For a type to be a subtype of another type, we need to be able to use it in exactly the same way everywhere we use the supertype. The Liskov Substitution Principle explains the mechanics for this, which I find easier to grasp through examples.
type Interface interface {
Len() int
Less(i, j int) bool
Swap(i, j int)
}
type SortFunc func(sort.Interface)
This function type can sort anything implementing the Interface. We could back it with QuickSort, MergeSort, or BubbleSort. But RadixSort subtly violates the contract: it only works with fixed-size strings. Being more restrictive than the supertype’s expectations, RadixSort cannot be a drop-in replacement and thus isn’t a true subtype.
Go’s type system can’t express this constraint, so RadixSort’s signature looks identical to SortFunc. The compiler won’t catch the violation, inviting runtime panics or undefined behavior. Languages with dependent types like Idris or Agda can encode such constraints directly (’this string has fixed length’), though some invariants may be impossible to model in any type system.
Conversely, a subtype with more relaxed constraints poses no problem. An algorithm that sorts all integers can safely back an abstraction expecting only positive numbers.

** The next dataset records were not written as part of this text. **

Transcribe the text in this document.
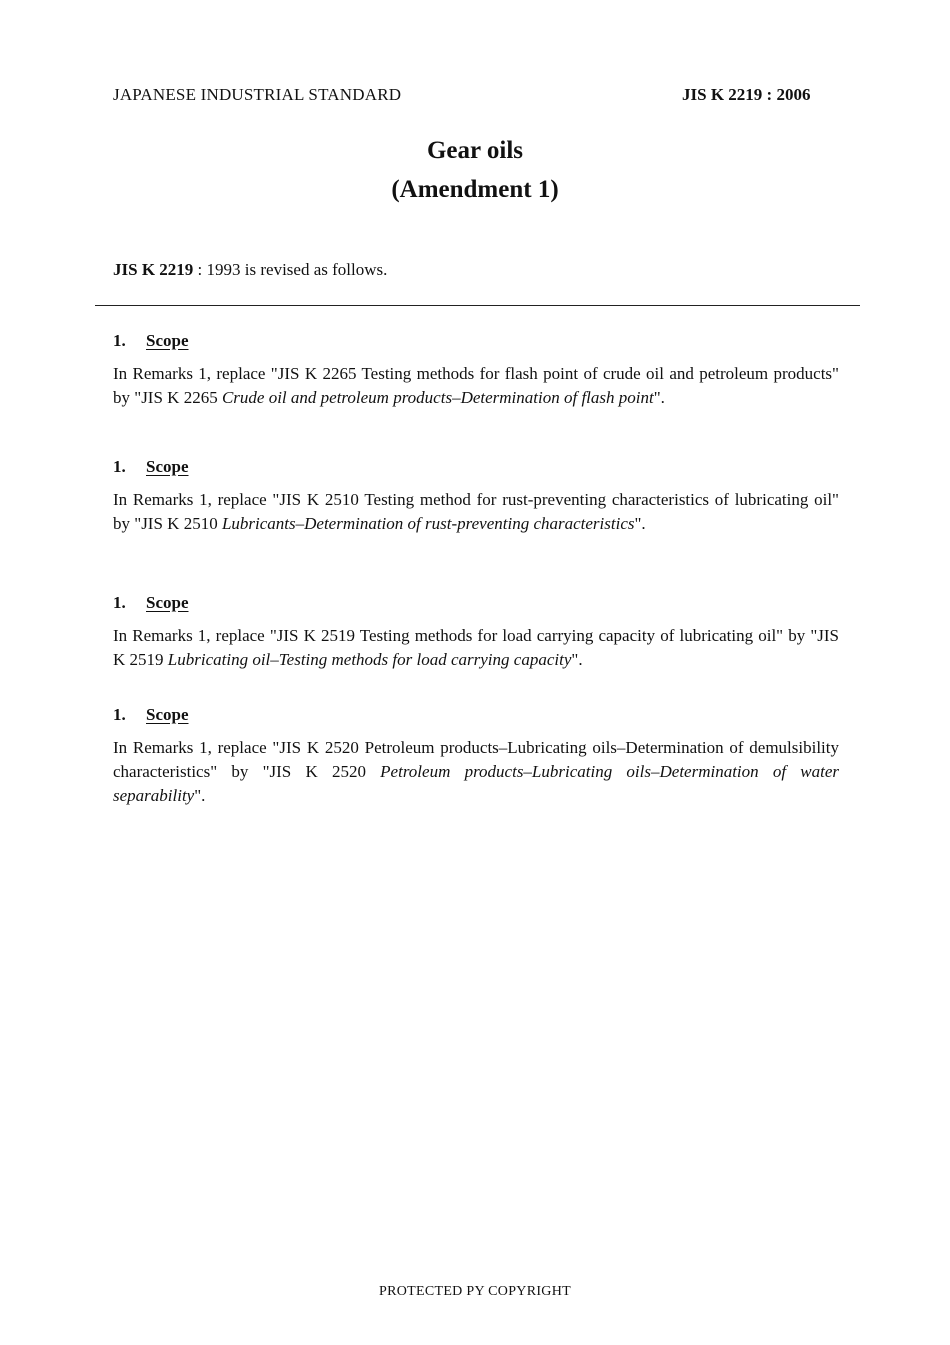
JAPANESE INDUSTRIAL STANDARD	JIS K 2219 : 2006
Gear oils
(Amendment 1)
JIS K 2219 : 1993 is revised as follows.
1. Scope
In Remarks 1, replace "JIS K 2265 Testing methods for flash point of crude oil and petroleum products" by "JIS K 2265 Crude oil and petroleum products–Determination of flash point".
1. Scope
In Remarks 1, replace "JIS K 2510 Testing method for rust-preventing characteristics of lubricating oil" by "JIS K 2510 Lubricants–Determination of rust-preventing characteristics".
1. Scope
In Remarks 1, replace "JIS K 2519 Testing methods for load carrying capacity of lubricating oil" by "JIS K 2519 Lubricating oil–Testing methods for load carrying capacity".
1. Scope
In Remarks 1, replace "JIS K 2520 Petroleum products–Lubricating oils–Determination of demulsibility characteristics" by "JIS K 2520 Petroleum products–Lubricating oils–Determination of water separability".
PROTECTED PY COPYRIGHT
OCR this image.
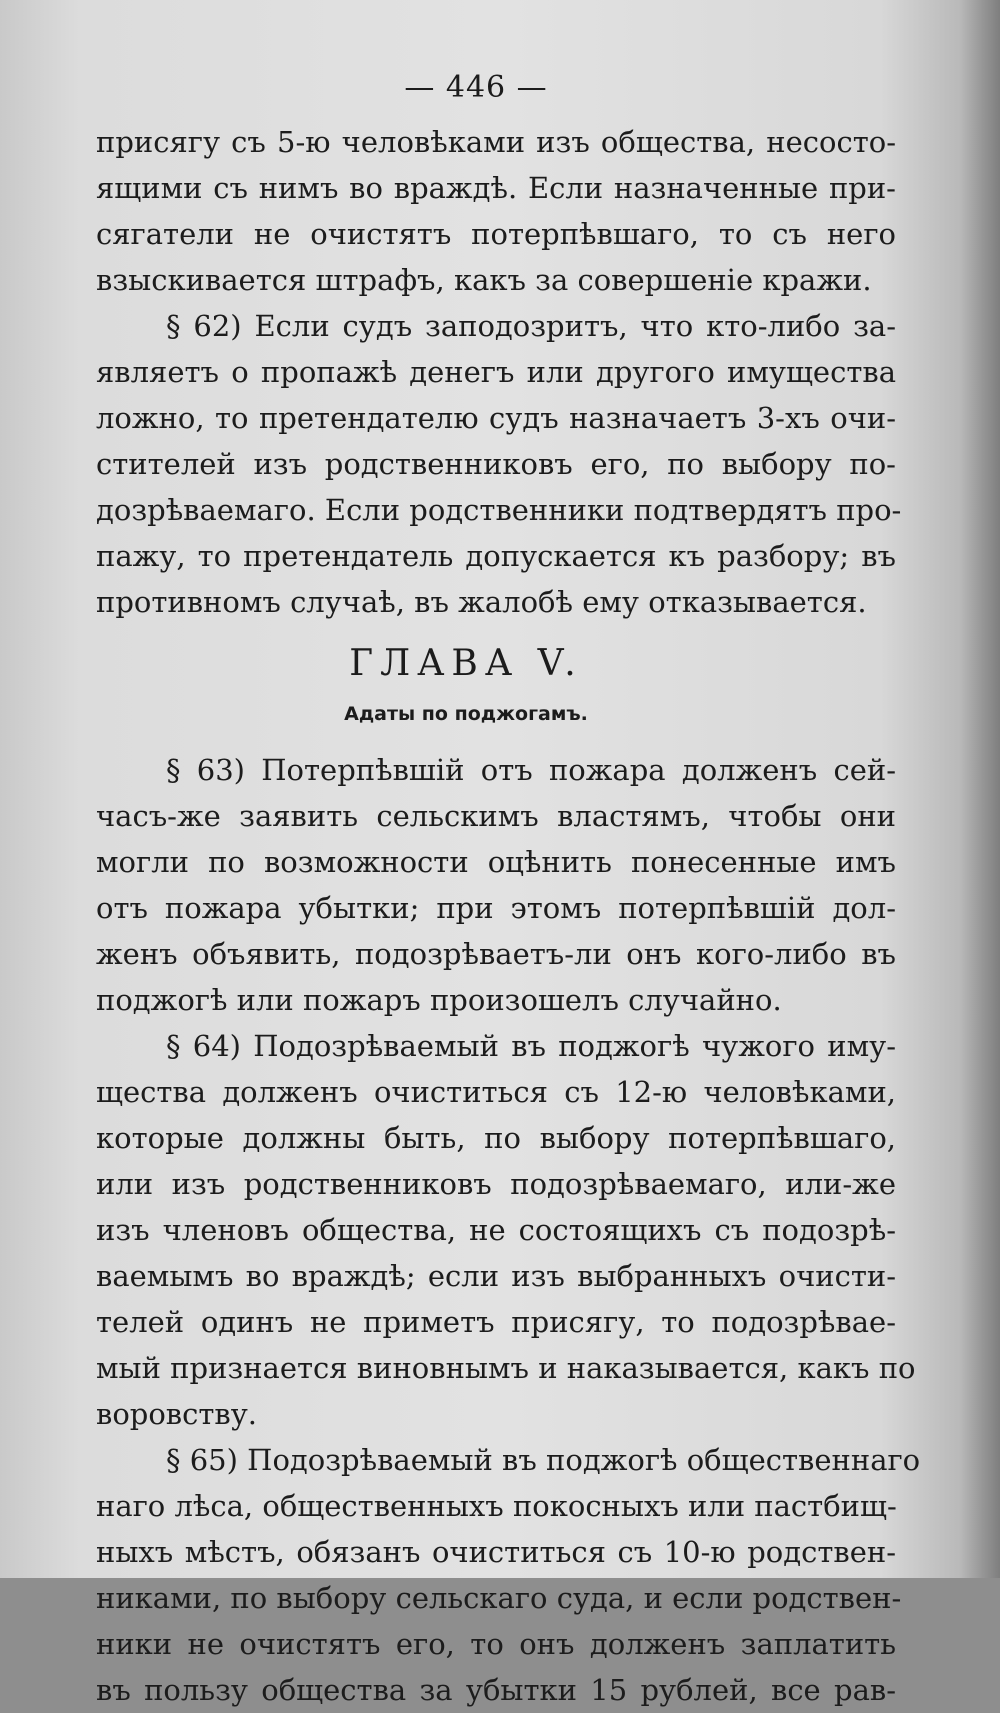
— 446 —
присягу съ 5-ю человѣками изъ общества, несосто-
ящими съ нимъ во враждѣ. Если назначенные при-
сягатели не очистятъ потерпѣвшаго, то съ него
взыскивается штрафъ, какъ за совершеніе кражи.
§ 62) Если судъ заподозритъ, что кто-либо за-
являетъ о пропажѣ денегъ или другого имущества
ложно, то претендателю судъ назначаетъ 3-хъ очи-
стителей изъ родственниковъ его, по выбору по-
дозрѣваемаго. Если родственники подтвердятъ про-
пажу, то претендатель допускается къ разбору; въ
противномъ случаѣ, въ жалобѣ ему отказывается.
ГЛАВА V.
Адаты по поджогамъ.
§ 63) Потерпѣвшій отъ пожара долженъ сей-
часъ-же заявить сельскимъ властямъ, чтобы они
могли по возможности оцѣнить понесенные имъ
отъ пожара убытки; при этомъ потерпѣвшій дол-
женъ объявить, подозрѣваетъ-ли онъ кого-либо въ
поджогѣ или пожаръ произошелъ случайно.
§ 64) Подозрѣваемый въ поджогѣ чужого иму-
щества долженъ очиститься съ 12-ю человѣками,
которые должны быть, по выбору потерпѣвшаго,
или изъ родственниковъ подозрѣваемаго, или-же
изъ членовъ общества, не состоящихъ съ подозрѣ-
ваемымъ во враждѣ; если изъ выбранныхъ очисти-
телей одинъ не приметъ присягу, то подозрѣвае-
мый признается виновнымъ и наказывается, какъ по
воровству.
§ 65) Подозрѣваемый въ поджогѣ общественнаго
наго лѣса, общественныхъ покосныхъ или пастбищ-
ныхъ мѣстъ, обязанъ очиститься съ 10-ю родствен-
никами, по выбору сельскаго суда, и если родствен-
ники не очистятъ его, то онъ долженъ заплатить
въ пользу общества за убытки 15 рублей, все рав-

These input constraints are preconditions. We encode them in types where possible; what remains gets documented in comments and enforced through compliance tests.
The flip side is postconditions, the guarantees we provide. A sort function guarantees a sorted list, but implementations are free to offer more: no extra allocations, stability, specific time complexity.
The asymmetry in LSP is this: subtypes can weaken preconditions making them easier to call, while they can strengthen postconditions.